Mexico City, Mexico: Mexican President Vincente Fox yesterday rejected legislation that sought to clarify the quantities of cannabis and other controlled substances that "consumers" may possess without facing criminal penalties. Fox abruptly abandoned his support for the measure after US bureaucrats at the Drug Enforcement Administration (DEA) and the State Department denounced the proposal, saying that it could promote "drug tourism." 

As passed by Congress last Friday, the proposal set specific limits on the amount of cannabis (five grams) and other drugs allowable under federal law. Mexican law already exempts criminal penalties for those individuals who possess minor quantities of illicit substances for personal use; however, the law fails to define what amounts constitute personal use. As a result, police and judges must decide on a case-by-case basis whether to punish citizens caught possessing minor amounts of illicit drugs.

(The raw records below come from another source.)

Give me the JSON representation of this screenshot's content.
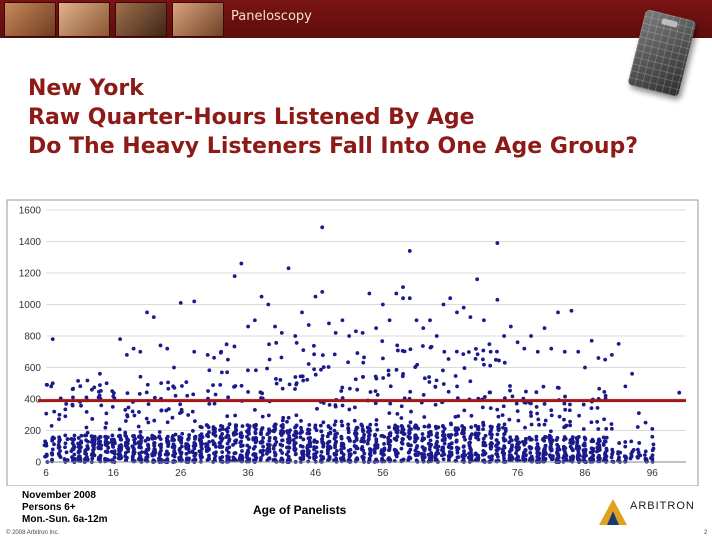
{
  "header": {
    "brand": "Paneloscopy",
    "band_color": "#6b1010",
    "photo_icons": [
      "people-photo-icon",
      "people-photo-icon",
      "people-photo-icon",
      "people-photo-icon"
    ]
  },
  "title": {
    "line1": "New York",
    "line2": "Raw Quarter-Hours Listened By Age",
    "line3": "Do The Heavy Listeners Fall Into One Age Group?",
    "color": "#8c1a16"
  },
  "chart_data": {
    "type": "scatter",
    "title": "",
    "xlabel": "Age of Panelists",
    "ylabel": "",
    "xlim": [
      6,
      101
    ],
    "ylim": [
      0,
      1600
    ],
    "x_ticks": [
      6,
      16,
      26,
      36,
      46,
      56,
      66,
      76,
      86,
      96
    ],
    "y_ticks": [
      0,
      200,
      400,
      600,
      800,
      1000,
      1200,
      1400,
      1600
    ],
    "grid": "horizontal",
    "marker_color": "#1a1a8c",
    "reference_line": {
      "y": 390,
      "color": "#a01818"
    },
    "series": [
      {
        "points": [
          [
            7,
            780
          ],
          [
            7,
            500
          ],
          [
            8,
            300
          ],
          [
            10,
            410
          ],
          [
            12,
            410
          ],
          [
            14,
            560
          ],
          [
            15,
            500
          ],
          [
            17,
            780
          ],
          [
            18,
            680
          ],
          [
            19,
            720
          ],
          [
            20,
            700
          ],
          [
            21,
            950
          ],
          [
            22,
            920
          ],
          [
            23,
            740
          ],
          [
            24,
            720
          ],
          [
            25,
            600
          ],
          [
            26,
            1010
          ],
          [
            28,
            1020
          ],
          [
            28,
            700
          ],
          [
            30,
            680
          ],
          [
            32,
            700
          ],
          [
            33,
            650
          ],
          [
            34,
            1180
          ],
          [
            35,
            1260
          ],
          [
            36,
            860
          ],
          [
            37,
            900
          ],
          [
            38,
            1050
          ],
          [
            39,
            1000
          ],
          [
            40,
            860
          ],
          [
            41,
            820
          ],
          [
            42,
            1230
          ],
          [
            43,
            800
          ],
          [
            44,
            950
          ],
          [
            45,
            870
          ],
          [
            46,
            1050
          ],
          [
            47,
            1080
          ],
          [
            47,
            1490
          ],
          [
            48,
            880
          ],
          [
            49,
            820
          ],
          [
            50,
            900
          ],
          [
            51,
            800
          ],
          [
            52,
            830
          ],
          [
            53,
            820
          ],
          [
            54,
            1070
          ],
          [
            55,
            850
          ],
          [
            56,
            1000
          ],
          [
            57,
            900
          ],
          [
            58,
            1070
          ],
          [
            59,
            1040
          ],
          [
            59,
            1110
          ],
          [
            60,
            1340
          ],
          [
            60,
            1040
          ],
          [
            61,
            900
          ],
          [
            62,
            850
          ],
          [
            63,
            900
          ],
          [
            64,
            800
          ],
          [
            65,
            1000
          ],
          [
            66,
            1040
          ],
          [
            67,
            950
          ],
          [
            68,
            980
          ],
          [
            69,
            920
          ],
          [
            70,
            1160
          ],
          [
            71,
            900
          ],
          [
            72,
            700
          ],
          [
            73,
            1030
          ],
          [
            73,
            1390
          ],
          [
            74,
            800
          ],
          [
            75,
            860
          ],
          [
            76,
            760
          ],
          [
            77,
            720
          ],
          [
            78,
            800
          ],
          [
            79,
            700
          ],
          [
            80,
            850
          ],
          [
            81,
            720
          ],
          [
            82,
            950
          ],
          [
            83,
            700
          ],
          [
            84,
            960
          ],
          [
            85,
            700
          ],
          [
            86,
            600
          ],
          [
            87,
            770
          ],
          [
            88,
            660
          ],
          [
            89,
            650
          ],
          [
            90,
            680
          ],
          [
            91,
            750
          ],
          [
            92,
            480
          ],
          [
            93,
            560
          ],
          [
            94,
            310
          ],
          [
            95,
            250
          ],
          [
            96,
            160
          ],
          [
            96,
            210
          ],
          [
            100,
            440
          ]
        ]
      }
    ]
  },
  "notes": {
    "line1": "November 2008",
    "line2": "Persons 6+",
    "line3": "Mon.-Sun. 6a-12m"
  },
  "logo": {
    "text": "ARBITRON",
    "icon": "arbitron-logo-icon"
  },
  "footer": {
    "copyright": "© 2008 Arbitron Inc.",
    "page": "2"
  },
  "device_icon": "portable-people-meter-icon"
}
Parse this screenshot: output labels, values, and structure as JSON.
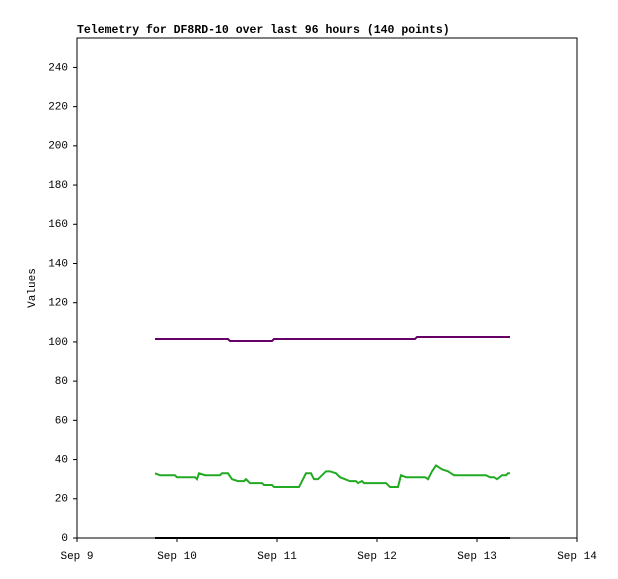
{
  "chart_data": {
    "type": "line",
    "title": "Telemetry for DF8RD-10 over last 96 hours (140 points)",
    "y_label": "Values",
    "xlim": [
      9,
      14
    ],
    "xticks": [
      {
        "value": 9,
        "label": "Sep 9"
      },
      {
        "value": 10,
        "label": "Sep 10"
      },
      {
        "value": 11,
        "label": "Sep 11"
      },
      {
        "value": 12,
        "label": "Sep 12"
      },
      {
        "value": 13,
        "label": "Sep 13"
      },
      {
        "value": 14,
        "label": "Sep 14"
      }
    ],
    "ylim": [
      0,
      255
    ],
    "yticks": [
      0,
      20,
      40,
      60,
      80,
      100,
      120,
      140,
      160,
      180,
      200,
      220,
      240
    ],
    "grid": false,
    "series": [
      {
        "color": "#660066",
        "x": [
          9.78,
          10.51,
          10.53,
          10.95,
          10.97,
          12.38,
          12.4,
          13.33
        ],
        "values": [
          101.5,
          101.5,
          100.5,
          100.5,
          101.5,
          101.5,
          102.5,
          102.5
        ]
      },
      {
        "color": "#22aa22",
        "x": [
          9.78,
          9.83,
          9.98,
          10.0,
          10.18,
          10.2,
          10.22,
          10.28,
          10.43,
          10.45,
          10.51,
          10.55,
          10.61,
          10.67,
          10.69,
          10.73,
          10.85,
          10.87,
          10.95,
          10.97,
          11.22,
          11.29,
          11.34,
          11.37,
          11.41,
          11.49,
          11.53,
          11.59,
          11.63,
          11.68,
          11.73,
          11.79,
          11.81,
          11.85,
          11.87,
          12.09,
          12.13,
          12.21,
          12.24,
          12.29,
          12.48,
          12.51,
          12.55,
          12.59,
          12.65,
          12.71,
          12.74,
          12.77,
          13.09,
          13.13,
          13.17,
          13.2,
          13.25,
          13.29,
          13.31,
          13.33
        ],
        "values": [
          33,
          32,
          32,
          31,
          31,
          30,
          33,
          32,
          32,
          33,
          33,
          30,
          29,
          29,
          30,
          28,
          28,
          27,
          27,
          26,
          26,
          33,
          33,
          30,
          30,
          34,
          34,
          33,
          31,
          30,
          29,
          29,
          28,
          29,
          28,
          28,
          26,
          26,
          32,
          31,
          31,
          30,
          34,
          37,
          35,
          34,
          33,
          32,
          32,
          31,
          31,
          30,
          32,
          32,
          33,
          33
        ]
      },
      {
        "color": "#000000",
        "x": [
          9.78,
          13.33
        ],
        "values": [
          0,
          0
        ]
      }
    ]
  }
}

The proposed measure also authorized state and local police to enforce drug trafficking laws. Under current law, only federal police (about five percent of Mexico's law enforcement personnel) may arrest individuals suspected of selling drugs.

President Fox rejected the bill on Wednesday, stating, "Congress ... [needs] ... to make it absolutely clear in our country [that] the possession of drugs and their consumption [is], and will continue to be, a criminal offense." Officials from the US State Department and the White Office of National Drug Control Policy (ONDCP) had met with Mexico's ambassador earlier this week urging the President to "review the legislation and to avoid the perception that drug use would be tolerated in Mexico and to prevent drug tourism."

Fox said that he would send the bill back to Congress with proposed amendments.

In recent years, US officials have voiced similar disapproval against legislative proposals to liberalize marijuana and other illicit drug possession penalties in Canada, Jamaica, and Australia all of which eventually stalled due at least in part to US opposition.


----------



## AZshwagg (May 8, 2006)

Man, Why does the DEA have mess it up for us!!! They should focus on drug users in America and try to fix the in-house problem first! I mean think about it logically, if there was no demand for drugs in America then there would be no production in Mexico causing the Mexican drug dealers to be out of a job. Problem solved, I think the goverment has too much time on there hands, hahahaha!


----------